02/05/2008

Culture: le droit d'être (humain)

Cette semaine, le vendredi 9,  le Comité des droits économiques sociaux et culturels débattra de l’article 15 du Pacte des droits économiques sociaux et culturels relatif au droit de participer a la vie culturelle. C’est la première fois que la culture est prise au sérieux par les Nations Unies.

Les droits culturels impliquent l’accès aux ressources qui permettent de se forger une identité. "Une culture donne à l'homme la capacité de réflexion sur lui-même. C'est elle qui fait de nous des êtres spécifiquement humains, rationnels, critiques et éthiquement engagés. C'est par elle que nous discernons des valeurs et effectuons des choix.
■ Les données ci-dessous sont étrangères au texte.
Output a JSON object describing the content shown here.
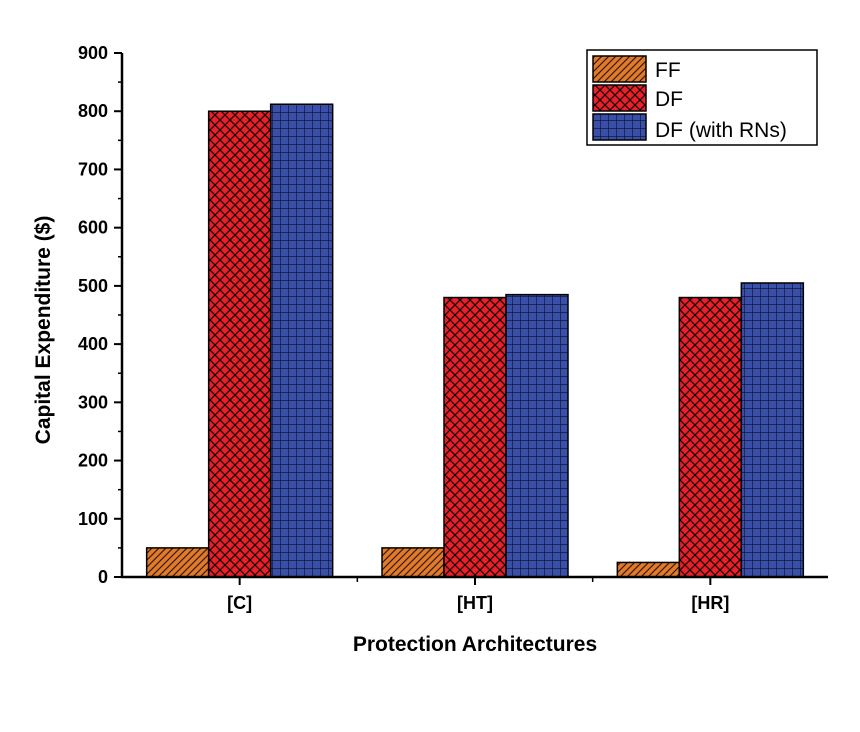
{
  "chart_data": {
    "type": "bar",
    "title": "",
    "xlabel": "Protection Architectures",
    "ylabel": "Capital Expenditure ($)",
    "categories": [
      "[C]",
      "[HT]",
      "[HR]"
    ],
    "series": [
      {
        "name": "FF",
        "values": [
          50,
          50,
          25
        ],
        "color": "#e07a2c",
        "pattern": "diagonal-hatch"
      },
      {
        "name": "DF",
        "values": [
          800,
          480,
          480
        ],
        "color": "#e8212a",
        "pattern": "crosshatch"
      },
      {
        "name": "DF (with RNs)",
        "values": [
          812,
          485,
          505
        ],
        "color": "#3a4fa8",
        "pattern": "grid"
      }
    ],
    "ylim": [
      0,
      900
    ],
    "yticks": [
      "0",
      "100",
      "200",
      "300",
      "400",
      "500",
      "600",
      "700",
      "800",
      "900"
    ],
    "grid": false,
    "legend_position": "top-right"
  }
}
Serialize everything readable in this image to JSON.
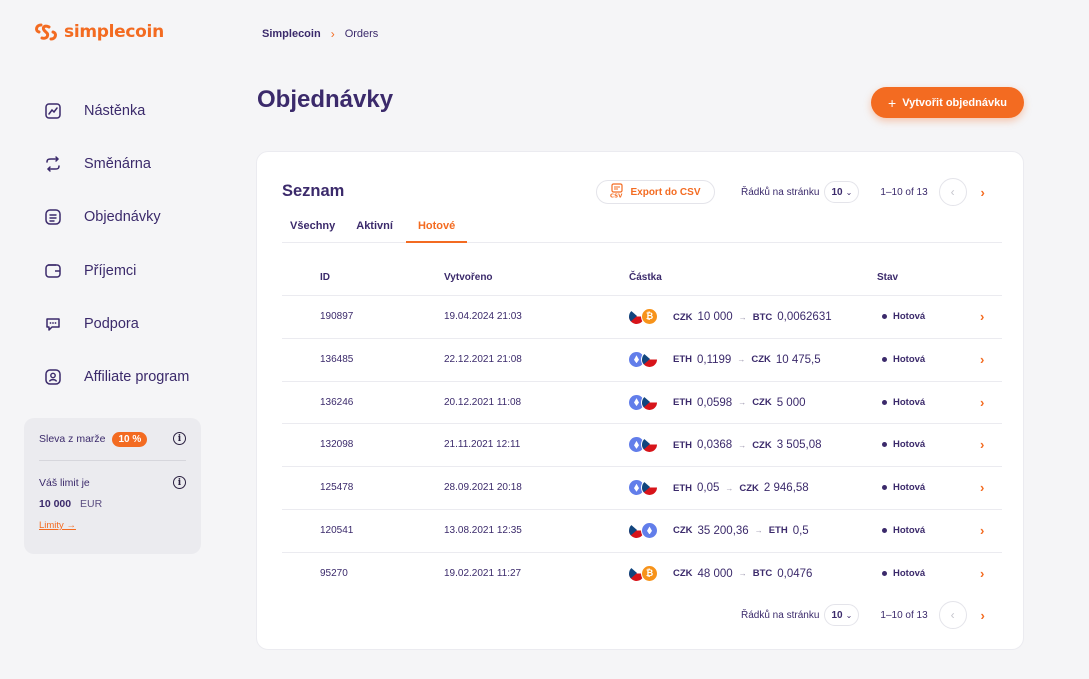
{
  "brand": {
    "name": "simplecoin",
    "accent": "#f36b21",
    "text": "#3b2a6b"
  },
  "breadcrumb": {
    "home": "Simplecoin",
    "current": "Orders"
  },
  "sidebar": {
    "items": [
      {
        "label": "Nástěnka",
        "icon": "chart-icon"
      },
      {
        "label": "Směnárna",
        "icon": "exchange-icon"
      },
      {
        "label": "Objednávky",
        "icon": "orders-icon"
      },
      {
        "label": "Příjemci",
        "icon": "wallet-icon"
      },
      {
        "label": "Podpora",
        "icon": "chat-icon"
      },
      {
        "label": "Affiliate program",
        "icon": "user-icon"
      }
    ]
  },
  "infobox": {
    "discount_label": "Sleva z marže",
    "discount_value": "10 %",
    "limit_label": "Váš limit je",
    "limit_amount": "10 000",
    "limit_currency": "EUR",
    "limits_link": "Limity →"
  },
  "page": {
    "title": "Objednávky",
    "create_button": "Vytvořit objednávku"
  },
  "card": {
    "title": "Seznam",
    "export_button": "Export do CSV",
    "rows_per_page_label": "Řádků na stránku",
    "rows_per_page_value": "10",
    "range": "1–10 of 13",
    "tabs": [
      "Všechny",
      "Aktivní",
      "Hotové"
    ],
    "active_tab": "Hotové",
    "columns": {
      "id": "ID",
      "created": "Vytvořeno",
      "amount": "Částka",
      "status": "Stav"
    },
    "rows": [
      {
        "id": "190897",
        "date": "19.04.2024 21:03",
        "from_cur": "CZK",
        "from_amt": "10 000",
        "to_cur": "BTC",
        "to_amt": "0,0062631",
        "coins": [
          "cz",
          "btc"
        ],
        "status": "Hotová"
      },
      {
        "id": "136485",
        "date": "22.12.2021 21:08",
        "from_cur": "ETH",
        "from_amt": "0,1199",
        "to_cur": "CZK",
        "to_amt": "10 475,5",
        "coins": [
          "eth",
          "cz"
        ],
        "status": "Hotová"
      },
      {
        "id": "136246",
        "date": "20.12.2021 11:08",
        "from_cur": "ETH",
        "from_amt": "0,0598",
        "to_cur": "CZK",
        "to_amt": "5 000",
        "coins": [
          "eth",
          "cz"
        ],
        "status": "Hotová"
      },
      {
        "id": "132098",
        "date": "21.11.2021 12:11",
        "from_cur": "ETH",
        "from_amt": "0,0368",
        "to_cur": "CZK",
        "to_amt": "3 505,08",
        "coins": [
          "eth",
          "cz"
        ],
        "status": "Hotová"
      },
      {
        "id": "125478",
        "date": "28.09.2021 20:18",
        "from_cur": "ETH",
        "from_amt": "0,05",
        "to_cur": "CZK",
        "to_amt": "2 946,58",
        "coins": [
          "eth",
          "cz"
        ],
        "status": "Hotová"
      },
      {
        "id": "120541",
        "date": "13.08.2021 12:35",
        "from_cur": "CZK",
        "from_amt": "35 200,36",
        "to_cur": "ETH",
        "to_amt": "0,5",
        "coins": [
          "cz",
          "eth"
        ],
        "status": "Hotová"
      },
      {
        "id": "95270",
        "date": "19.02.2021 11:27",
        "from_cur": "CZK",
        "from_amt": "48 000",
        "to_cur": "BTC",
        "to_amt": "0,0476",
        "coins": [
          "cz",
          "btc"
        ],
        "status": "Hotová"
      }
    ]
  }
}
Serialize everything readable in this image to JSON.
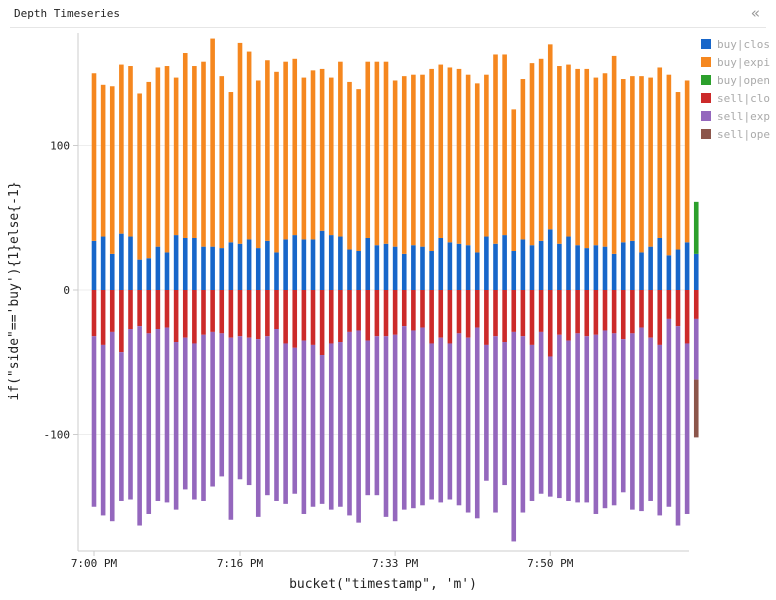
{
  "panel": {
    "title": "Depth Timeseries",
    "collapse_icon": "double-chevron-left-icon"
  },
  "colors": {
    "axis": "#cccccc",
    "tick_text": "#222222",
    "gridline": "#eeeeee"
  },
  "legend": {
    "items": [
      {
        "label": "buy|clos",
        "color": "#1766c9"
      },
      {
        "label": "buy|expi",
        "color": "#f5871f"
      },
      {
        "label": "buy|open",
        "color": "#2ca02c"
      },
      {
        "label": "sell|clo",
        "color": "#cc2a2a"
      },
      {
        "label": "sell|exp",
        "color": "#9467bd"
      },
      {
        "label": "sell|ope",
        "color": "#8c564b"
      }
    ]
  },
  "chart_data": {
    "type": "bar",
    "stacked": true,
    "xlabel": "bucket(\"timestamp\", 'm')",
    "ylabel": "if(\"side\"=='buy'){1}else{-1}",
    "ylim": [
      -180,
      178
    ],
    "yticks": [
      100,
      0,
      -100
    ],
    "x_start_minute": "7:00 PM",
    "x_ticks": [
      {
        "label": "7:00 PM",
        "minute": 0
      },
      {
        "label": "7:16 PM",
        "minute": 16
      },
      {
        "label": "7:33 PM",
        "minute": 33
      },
      {
        "label": "7:50 PM",
        "minute": 50
      }
    ],
    "gridlines": true,
    "series": [
      {
        "name": "buy|clos",
        "color": "#1766c9",
        "values": [
          34,
          37,
          25,
          39,
          37,
          21,
          22,
          30,
          26,
          38,
          36,
          36,
          30,
          30,
          29,
          33,
          32,
          35,
          29,
          34,
          26,
          35,
          38,
          35,
          35,
          41,
          38,
          37,
          28,
          27,
          36,
          31,
          32,
          30,
          25,
          31,
          30,
          27,
          36,
          33,
          32,
          31,
          26,
          37,
          32,
          38,
          27,
          35,
          31,
          34,
          42,
          32,
          37,
          31,
          29,
          31,
          30,
          25,
          33,
          34,
          26,
          30,
          36,
          24,
          28,
          33,
          25
        ]
      },
      {
        "name": "buy|expi",
        "color": "#f5871f",
        "values": [
          116,
          105,
          116,
          117,
          118,
          115,
          122,
          124,
          129,
          109,
          128,
          119,
          128,
          144,
          119,
          104,
          139,
          130,
          116,
          125,
          125,
          123,
          122,
          112,
          117,
          112,
          109,
          121,
          116,
          112,
          122,
          127,
          126,
          115,
          123,
          118,
          119,
          126,
          120,
          121,
          121,
          118,
          117,
          112,
          131,
          125,
          98,
          111,
          126,
          126,
          128,
          123,
          119,
          122,
          124,
          116,
          120,
          137,
          113,
          114,
          122,
          117,
          118,
          125,
          109,
          112,
          0
        ]
      },
      {
        "name": "buy|open",
        "color": "#2ca02c",
        "values": [
          0,
          0,
          0,
          0,
          0,
          0,
          0,
          0,
          0,
          0,
          0,
          0,
          0,
          0,
          0,
          0,
          0,
          0,
          0,
          0,
          0,
          0,
          0,
          0,
          0,
          0,
          0,
          0,
          0,
          0,
          0,
          0,
          0,
          0,
          0,
          0,
          0,
          0,
          0,
          0,
          0,
          0,
          0,
          0,
          0,
          0,
          0,
          0,
          0,
          0,
          0,
          0,
          0,
          0,
          0,
          0,
          0,
          0,
          0,
          0,
          0,
          0,
          0,
          0,
          0,
          0,
          36
        ]
      },
      {
        "name": "sell|clo",
        "color": "#cc2a2a",
        "values": [
          -32,
          -38,
          -29,
          -43,
          -27,
          -25,
          -30,
          -27,
          -26,
          -36,
          -33,
          -37,
          -31,
          -29,
          -30,
          -33,
          -32,
          -33,
          -34,
          -32,
          -27,
          -37,
          -40,
          -35,
          -38,
          -45,
          -37,
          -36,
          -29,
          -28,
          -35,
          -32,
          -32,
          -31,
          -25,
          -28,
          -26,
          -37,
          -33,
          -37,
          -30,
          -33,
          -26,
          -38,
          -32,
          -36,
          -29,
          -32,
          -38,
          -29,
          -46,
          -31,
          -35,
          -30,
          -32,
          -31,
          -28,
          -30,
          -34,
          -30,
          -26,
          -33,
          -38,
          -20,
          -25,
          -37,
          -20
        ]
      },
      {
        "name": "sell|exp",
        "color": "#9467bd",
        "values": [
          -118,
          -118,
          -131,
          -103,
          -118,
          -138,
          -125,
          -119,
          -121,
          -116,
          -105,
          -108,
          -115,
          -107,
          -99,
          -126,
          -99,
          -102,
          -123,
          -110,
          -119,
          -111,
          -101,
          -120,
          -112,
          -103,
          -115,
          -114,
          -127,
          -133,
          -107,
          -110,
          -125,
          -129,
          -127,
          -123,
          -123,
          -108,
          -114,
          -108,
          -119,
          -121,
          -132,
          -94,
          -122,
          -99,
          -145,
          -122,
          -108,
          -112,
          -97,
          -113,
          -111,
          -117,
          -115,
          -124,
          -123,
          -119,
          -106,
          -122,
          -127,
          -113,
          -118,
          -130,
          -138,
          -118,
          -42
        ]
      },
      {
        "name": "sell|ope",
        "color": "#8c564b",
        "values": [
          0,
          0,
          0,
          0,
          0,
          0,
          0,
          0,
          0,
          0,
          0,
          0,
          0,
          0,
          0,
          0,
          0,
          0,
          0,
          0,
          0,
          0,
          0,
          0,
          0,
          0,
          0,
          0,
          0,
          0,
          0,
          0,
          0,
          0,
          0,
          0,
          0,
          0,
          0,
          0,
          0,
          0,
          0,
          0,
          0,
          0,
          0,
          0,
          0,
          0,
          0,
          0,
          0,
          0,
          0,
          0,
          0,
          0,
          0,
          0,
          0,
          0,
          0,
          0,
          0,
          0,
          -40
        ]
      }
    ]
  }
}
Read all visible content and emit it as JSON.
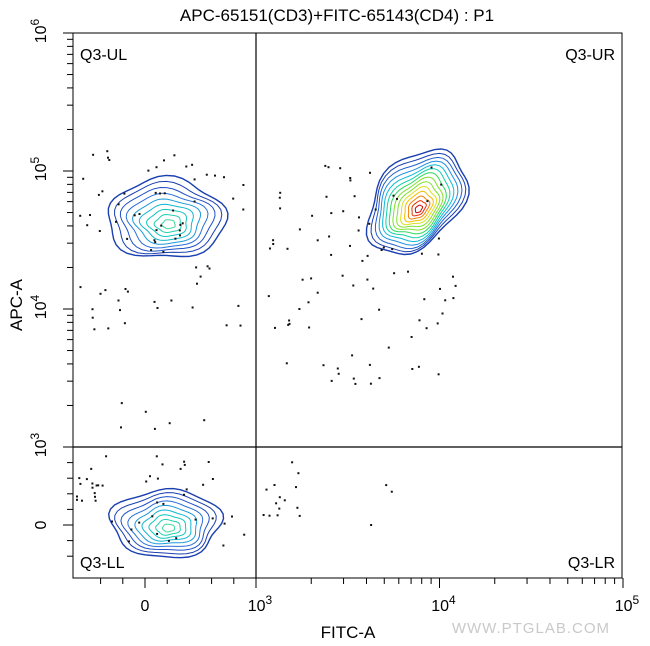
{
  "chart_data": {
    "type": "contour",
    "title": "APC-65151(CD3)+FITC-65143(CD4) : P1",
    "xlabel": "FITC-A",
    "ylabel": "APC-A",
    "x_scale": "biexponential",
    "y_scale": "biexponential",
    "xlim": [
      -500,
      100000
    ],
    "ylim": [
      -600,
      1000000
    ],
    "x_ticks": [
      {
        "value": 0,
        "label": "0"
      },
      {
        "value": 1000,
        "label": "10",
        "exp": "3"
      },
      {
        "value": 10000,
        "label": "10",
        "exp": "4"
      },
      {
        "value": 100000,
        "label": "10",
        "exp": "5"
      }
    ],
    "y_ticks": [
      {
        "value": 0,
        "label": "0"
      },
      {
        "value": 1000,
        "label": "10",
        "exp": "3"
      },
      {
        "value": 10000,
        "label": "10",
        "exp": "4"
      },
      {
        "value": 100000,
        "label": "10",
        "exp": "5"
      },
      {
        "value": 1000000,
        "label": "10",
        "exp": "6"
      }
    ],
    "gates": {
      "x": 1000,
      "y": 1000
    },
    "quadrants": [
      {
        "name": "Q3-UL",
        "position": "top-left"
      },
      {
        "name": "Q3-UR",
        "position": "top-right"
      },
      {
        "name": "Q3-LL",
        "position": "bottom-left"
      },
      {
        "name": "Q3-LR",
        "position": "bottom-right"
      }
    ],
    "populations": [
      {
        "quadrant": "Q3-UL",
        "center": [
          190,
          45000
        ],
        "peak_color": "#00d0a0"
      },
      {
        "quadrant": "Q3-UR",
        "center": [
          7500,
          60000
        ],
        "peak_color": "#e00000"
      },
      {
        "quadrant": "Q3-LL",
        "center": [
          190,
          20
        ],
        "peak_color": "#00b0a0"
      }
    ],
    "colors": {
      "outer_contour": "#1a3fb0",
      "gate_line": "#000000"
    }
  },
  "watermark": "WWW.PTGLAB.COM"
}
C'est par elle que l'homme s'exprime, prend conscience de lui-même, se reconnaît comme un projet inachevé, remet en question ses propres réalisations, recherche inlassablement de nouvelles significations et crée des oeuvres qui le transcendent" (Conférence Mondiacult UNESCO, 1982).

La culture n’est pas une simple consommation de biens culturels. Si la culture est l’objet d’un droit, si l’on y attache juridiquement des libertés, l’enjeu est bien plus profond. Le PNUD relève dans son Rapport 2004 sor le développement humain, que les libertés culturelles touchent à l’identité même de l’humain. Il y va donc non seulement d’une « technique »  mais bien d’une valeur liée à l’identité même de l’homme, à ce dont il a besoin pour être un homme.

Une bonne gouvernance, au sens d’une gouvernance non seulement irréprochable sur le plan technique, mais démocratique et soucieuse de promotion des droits fondamentaux, requiert une action résolue en faveur de la liberté de choisir un mode de vie culturellement adéquat. L’Etat, quand il « intervient en renforcement des capacités de l’autre (société civile, secteur privé), (doit) respecter et développer les capacités de celui-ci » (Observatoire de la diversité et des droits culturels, Document de Bergame, 2007).